- Abbreviation: DEPCOR

Agency overview
- Formed: July 18, 1968
- Employees: 213 (2021)
- Annual budget: $5 million (2021)
- Legal personality: Government agency

Jurisdictional structure
- Operations jurisdiction: Guam, US
- Legal jurisdiction: Guam

Operational structure
- Headquarters: Mangilao, Guam
- Guam Department of Corrections (Guam)
- Corrections officers: 180
- Agency executive: Fred Bordallo, Jr., Director;

Facilities
- Facilities: 4

Website
- doc.guam.gov

= Guam Department of Corrections =

The Guam Department of Corrections (DEPCOR, Chamorro: Depattamenton Mangngurihi) is an agency of the government of the United States territory of Guam that operates the island's correctional facilities.
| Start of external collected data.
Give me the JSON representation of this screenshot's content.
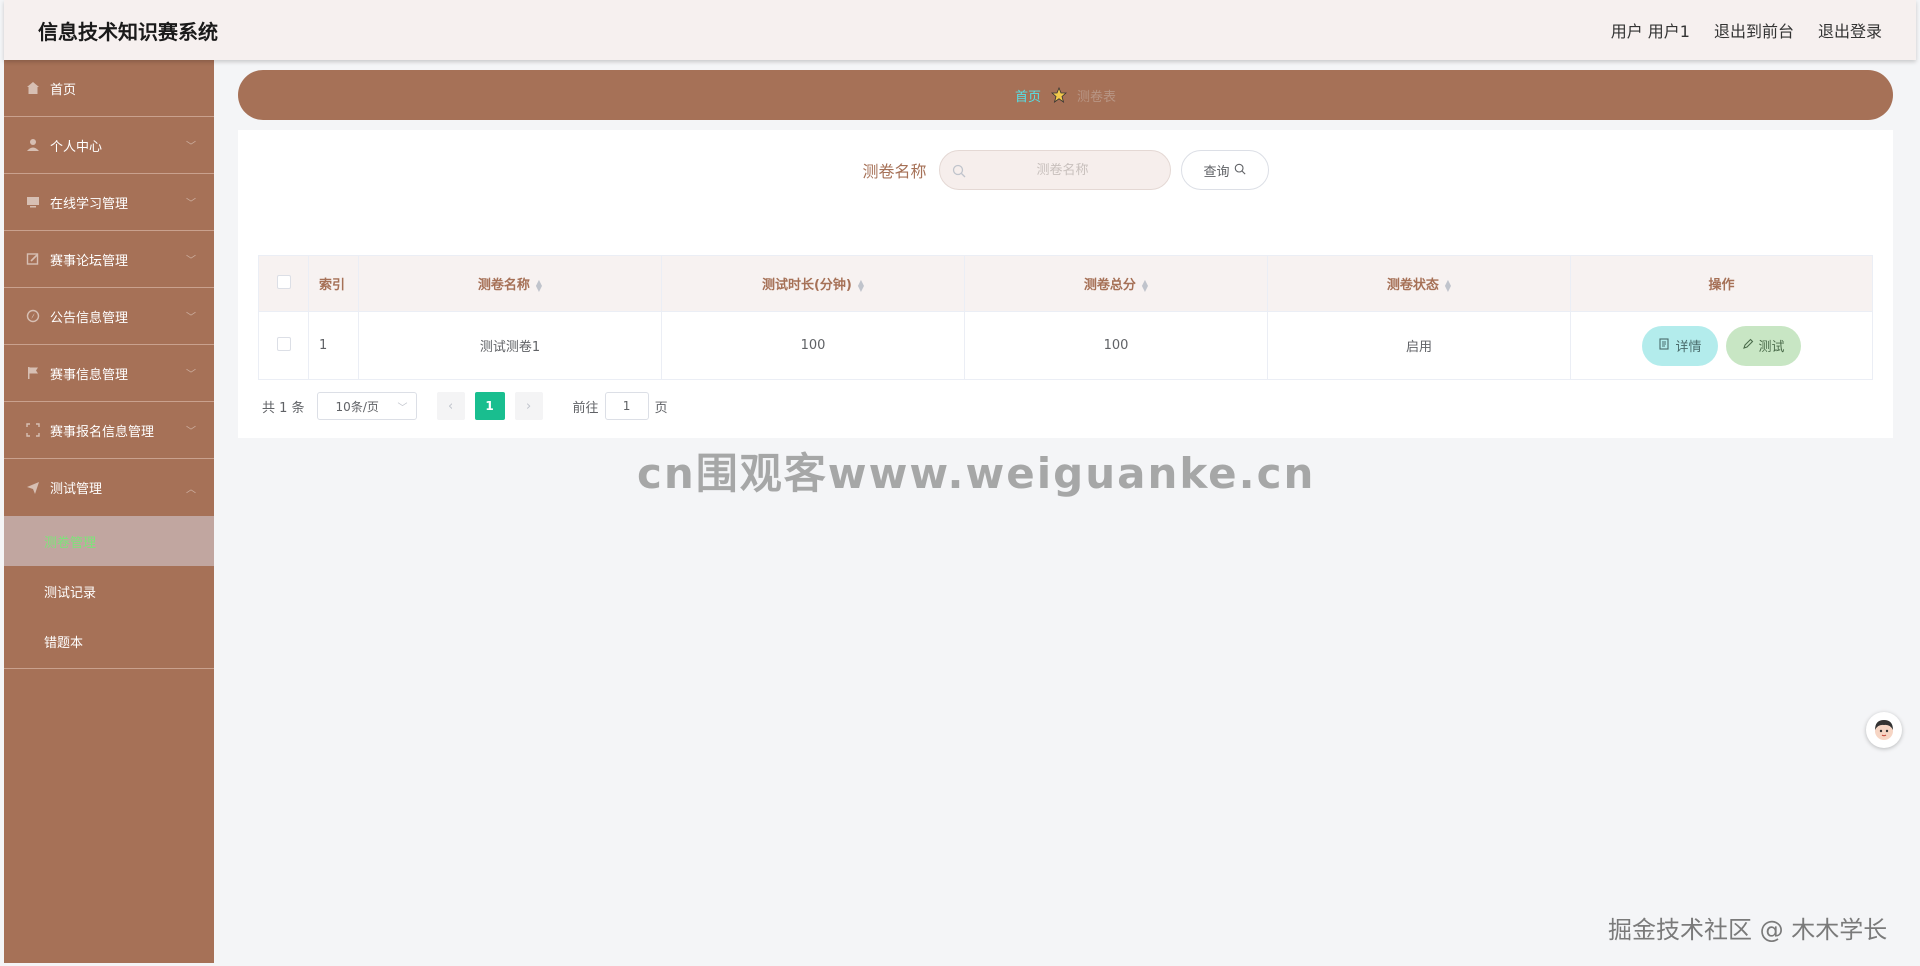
{
  "header": {
    "title": "信息技术知识赛系统",
    "user_label": "用户 用户1",
    "to_front": "退出到前台",
    "logout": "退出登录"
  },
  "sidebar": {
    "items": [
      {
        "label": "首页",
        "icon": "home-icon"
      },
      {
        "label": "个人中心",
        "icon": "user-icon"
      },
      {
        "label": "在线学习管理",
        "icon": "monitor-icon"
      },
      {
        "label": "赛事论坛管理",
        "icon": "edit-icon"
      },
      {
        "label": "公告信息管理",
        "icon": "compass-icon"
      },
      {
        "label": "赛事信息管理",
        "icon": "flag-icon"
      },
      {
        "label": "赛事报名信息管理",
        "icon": "fullscreen-icon"
      },
      {
        "label": "测试管理",
        "icon": "send-icon"
      }
    ],
    "submenu": [
      {
        "label": "测卷管理"
      },
      {
        "label": "测试记录"
      },
      {
        "label": "错题本"
      }
    ]
  },
  "breadcrumb": {
    "home": "首页",
    "current": "测卷表"
  },
  "search": {
    "label": "测卷名称",
    "placeholder": "测卷名称",
    "button": "查询"
  },
  "table": {
    "headers": [
      "索引",
      "测卷名称",
      "测试时长(分钟)",
      "测卷总分",
      "测卷状态",
      "操作"
    ],
    "rows": [
      {
        "index": "1",
        "name": "测试测卷1",
        "duration": "100",
        "score": "100",
        "status": "启用"
      }
    ],
    "detail_btn": "详情",
    "test_btn": "测试"
  },
  "pagination": {
    "total": "共 1 条",
    "page_size": "10条/页",
    "current_page": "1",
    "goto_label": "前往",
    "goto_value": "1",
    "page_unit": "页"
  },
  "overlays": {
    "watermark": "cn围观客www.weiguanke.cn",
    "footer": "掘金技术社区 @ 木木学长"
  },
  "colors": {
    "sidebar": "#a67157",
    "header": "#f6f0ef",
    "accent_active": "#7ee37a",
    "page_active": "#19be8f"
  }
}
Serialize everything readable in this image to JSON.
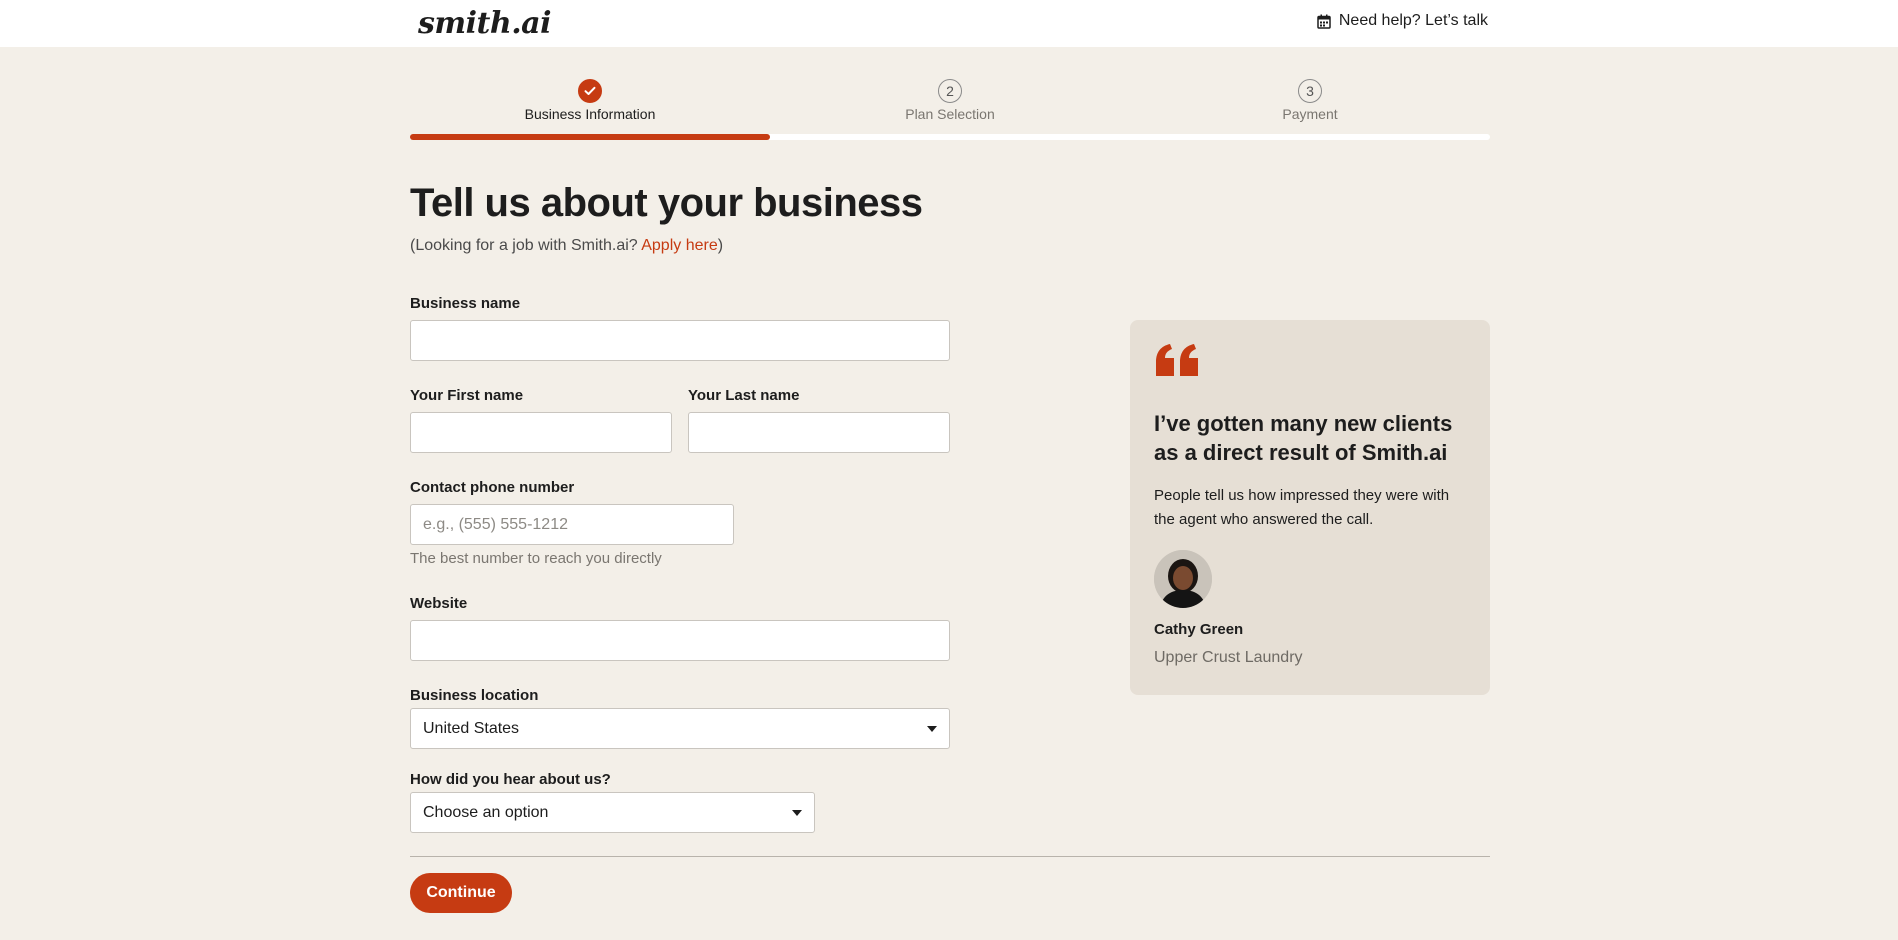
{
  "header": {
    "logo_text": "smith.ai",
    "help_label": "Need help? Let’s talk",
    "help_icon": "calendar-icon"
  },
  "stepper": {
    "steps": [
      {
        "number": "1",
        "label": "Business Information",
        "state": "completed",
        "icon": "check-icon"
      },
      {
        "number": "2",
        "label": "Plan Selection",
        "state": "upcoming"
      },
      {
        "number": "3",
        "label": "Payment",
        "state": "upcoming"
      }
    ],
    "progress_fraction": 0.3333,
    "accent_color": "#c63b12"
  },
  "main": {
    "title": "Tell us about your business",
    "subtitle_prefix": "(Looking for a job with Smith.ai? ",
    "subtitle_link": "Apply here",
    "subtitle_suffix": ")"
  },
  "form": {
    "business_name_label": "Business name",
    "business_name_value": "",
    "first_name_label": "Your First name",
    "first_name_value": "",
    "last_name_label": "Your Last name",
    "last_name_value": "",
    "phone_label": "Contact phone number",
    "phone_placeholder": "e.g., (555) 555-1212",
    "phone_value": "",
    "phone_hint": "The best number to reach you directly",
    "website_label": "Website",
    "website_value": "",
    "location_label": "Business location",
    "location_value": "United States",
    "referral_label": "How did you hear about us?",
    "referral_value": "Choose an option",
    "continue_label": "Continue"
  },
  "testimonial": {
    "quote": "I’ve gotten many new clients as a direct result of Smith.ai",
    "body": "People tell us how impressed they were with the agent who answered the call.",
    "name": "Cathy Green",
    "company": "Upper Crust Laundry",
    "quote_icon": "quote-icon"
  },
  "colors": {
    "page_background": "#f3efe8",
    "card_background": "#e6dfd5",
    "brand_orange": "#c63b12"
  }
}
The facility headquarters and main facility are in Mangilao.

The Guam Adult Correctional Facility (ACF) is the main correctional facility on Guam. The other facilities operated by DEPCOR include the community Corrections Center (C3), the Hagåtña Detention Facility, and the Women's Facility. ACF, the women's facility, and the C3 are in Mangilao, while the Hagåtña Detention Facility is in Hagåtña.

== Line of Duty Deaths ==
According to ODMP, 2 DEPCOR officers have been killed in the line of duty.